Por eso a nadie le extrañó que la heredera hablara distendidamente
con el hijo adoptivo, aunque hasta hacía tan solo unas horas apenas se dirigían
la palabra, cuando no se daban puñaladas por la espalda. Ni que el
recientemente jubilado patriarca abandonara su retiro para presentar sus
condolencias. Ni que los antiguos enemigos, declarados o no, se acercaran para
presentarle unos respetos que nunca se dignaron ofrecerle en vida. Ni que el
lugarteniente y mano derecha del Jefe estrechara abiertamente la del alcalde.
Ni por supuesto que todos lanzaran loas y alabanzas hacia
el finado, aun cuando en vida algunos de los presentes le hubieran menospreciado,
apartado y hasta traicionado.
No, a nadie le resultó extraño aquel ambiente de
cordialidad, camaradería y “buen rollito” que se respiraba en las exequias.
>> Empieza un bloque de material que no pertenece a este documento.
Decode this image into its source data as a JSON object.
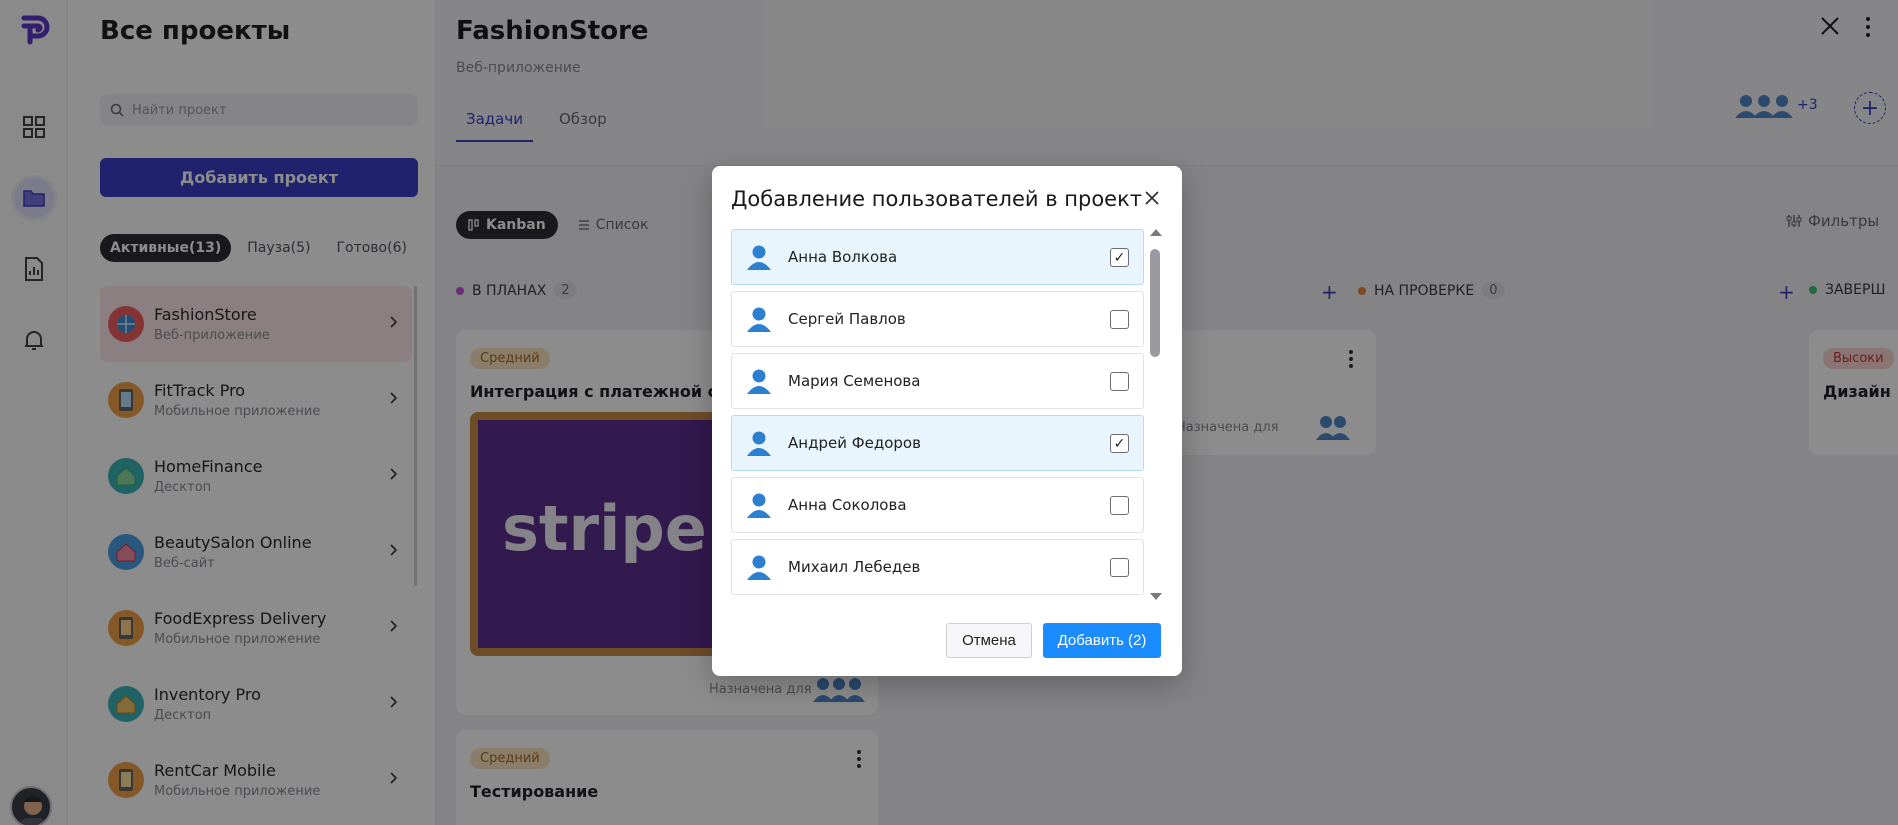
{
  "sidebar": {
    "title": "Все проекты",
    "search_placeholder": "Найти проект",
    "add_project": "Добавить проект",
    "filters": [
      {
        "label": "Активные(13)",
        "active": true
      },
      {
        "label": "Пауза(5)",
        "active": false
      },
      {
        "label": "Готово(6)",
        "active": false
      }
    ],
    "projects": [
      {
        "name": "FashionStore",
        "type": "Веб-приложение",
        "active": true
      },
      {
        "name": "FitTrack Pro",
        "type": "Мобильное приложение"
      },
      {
        "name": "HomeFinance",
        "type": "Десктоп"
      },
      {
        "name": "BeautySalon Online",
        "type": "Веб-сайт"
      },
      {
        "name": "FoodExpress Delivery",
        "type": "Мобильное приложение"
      },
      {
        "name": "Inventory Pro",
        "type": "Десктоп"
      },
      {
        "name": "RentCar Mobile",
        "type": "Мобильное приложение"
      }
    ]
  },
  "header": {
    "title": "FashionStore",
    "subtitle": "Веб-приложение",
    "tabs": [
      {
        "label": "Задачи",
        "active": true
      },
      {
        "label": "Обзор",
        "active": false
      }
    ],
    "members_more": "+3"
  },
  "board": {
    "views": [
      {
        "label": "Kanban",
        "active": true
      },
      {
        "label": "Список",
        "active": false
      }
    ],
    "filters_label": "Фильтры",
    "columns": [
      {
        "label": "В ПЛАНАХ",
        "count": "2",
        "color": "#c04fd8"
      },
      {
        "label": "НА ПРОВЕРКЕ",
        "count": "0",
        "color": "#e8833a"
      },
      {
        "label": "ЗАВЕРШ",
        "count": "",
        "color": "#3cc46a"
      }
    ],
    "cards": [
      {
        "priority": "Средний",
        "title": "Интеграция с платежной сис",
        "image_text": "stripe",
        "assigned": "Назначена для"
      },
      {
        "priority": "Средний",
        "title": "Тестирование"
      },
      {
        "assigned": "Назначена для"
      },
      {
        "priority": "Высоки",
        "title": "Дизайн"
      }
    ]
  },
  "modal": {
    "title": "Добавление пользователей в проект",
    "users": [
      {
        "name": "Анна Волкова",
        "checked": true
      },
      {
        "name": "Сергей Павлов",
        "checked": false
      },
      {
        "name": "Мария Семенова",
        "checked": false
      },
      {
        "name": "Андрей Федоров",
        "checked": true
      },
      {
        "name": "Анна Соколова",
        "checked": false
      },
      {
        "name": "Михаил Лебедев",
        "checked": false
      }
    ],
    "cancel": "Отмена",
    "add": "Добавить (2)"
  },
  "colors": {
    "brand": "#3b3ec8",
    "primary_button": "#1a8cff",
    "selected_row": "#e8f5fd"
  }
}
Porque, al igual que aquel viejo templario de Tierra
Santa seguía protegiendo a los peregrinos cristianos después de muerto,
dándoles refugio en la capilla de su mausoleo cuando las cosas iban mal dadas,
el viejo prohombre, desde su féretro cubierto con las banderas y con su cadáver
aún caliente, seguía promoviendo el “sentidiño”, las conversaciones entre
antagonistas, las reuniones polémicas, clandestinas o no, y fomentando esa
agradable, provechosa y fructífera corrupción.